You are viewing paulmck

Previous Entry | Next Entry

Stupid RCU Tricks: Bug Hunt Number 1

RCU
The following code fragment contains a bug semi-similar to one recently found in the Linux kernel.

 

 

struct foo {
	struct list_head list;
	int key;
	int data;
};

LIST_HEAD(mylist);
DEFINE_SPINLOCK(mylock);
struct foo *cache;

int search(int key, int *data)
{
	struct foo *p;

	rcu_read_lock();
	p = rcu_dereference(cache);
	if (p != NULL && p->key == key)
		goto found;
	list_for_each_entry_rcu(p, &mylist, list)
		if (p->key == key) {
			rcu_assign_pointer(cache, p);
			goto found;
		}
	rcu_read_unlock();
	return -ENOENT;
found:
	*data = p->data;
	rcu_read_unlock();
	return 0;
}

int insert(int key, int data)
{
	struct foo *p = kmalloc(sizeof(*p), GFP_KERNEL);

	if (p == NULL)
		return -ENOMEM;
	p->key = key;
	p->data = data;
	spin_lock(&mylock);
	list_add_rcu(&p->list, &mylist);
	spin_unlock(&mylock);
}

int delete(int key)
{
	struct foo *p;

	spin_lock(&mylock);
	list_for_each_entry(p, &mylist, list)
		if (p->key == key) {
			list_del_rcu(&p->list);
			spin_unlock(&mylock);
			synchronize_rcu();
			kfree(p);
			return 0;
		}
	spin_unlock(&mylock);
	return -ENOENT;
}


Can you find it and fix it?

Comments

axboe
Jun. 6th, 2011 02:59 am (UTC)
Example a bit flawed
Paul, the example should be revised a bit to match the cfq-iosched cache problem.
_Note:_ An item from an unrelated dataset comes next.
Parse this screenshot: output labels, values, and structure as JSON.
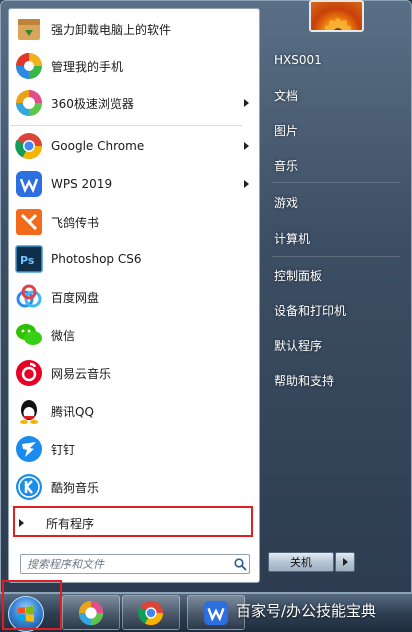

The issue was not forgetting to prune the one-hit cache on deletion. I wish it was, since then it would have been found much sooner! However, the one-hit cache was not properly protected. So when killing the item from the linked list and the radix tree, clearing the cache on match was not done inside the lock protecting the other structures.
paulmck
Jun. 6th, 2011 03:10 am (UTC)
Re: Example a bit flawed
Thank you for keeping me honest, Jens!

I will keep the current example, update the description, and pull yours out in a later posting.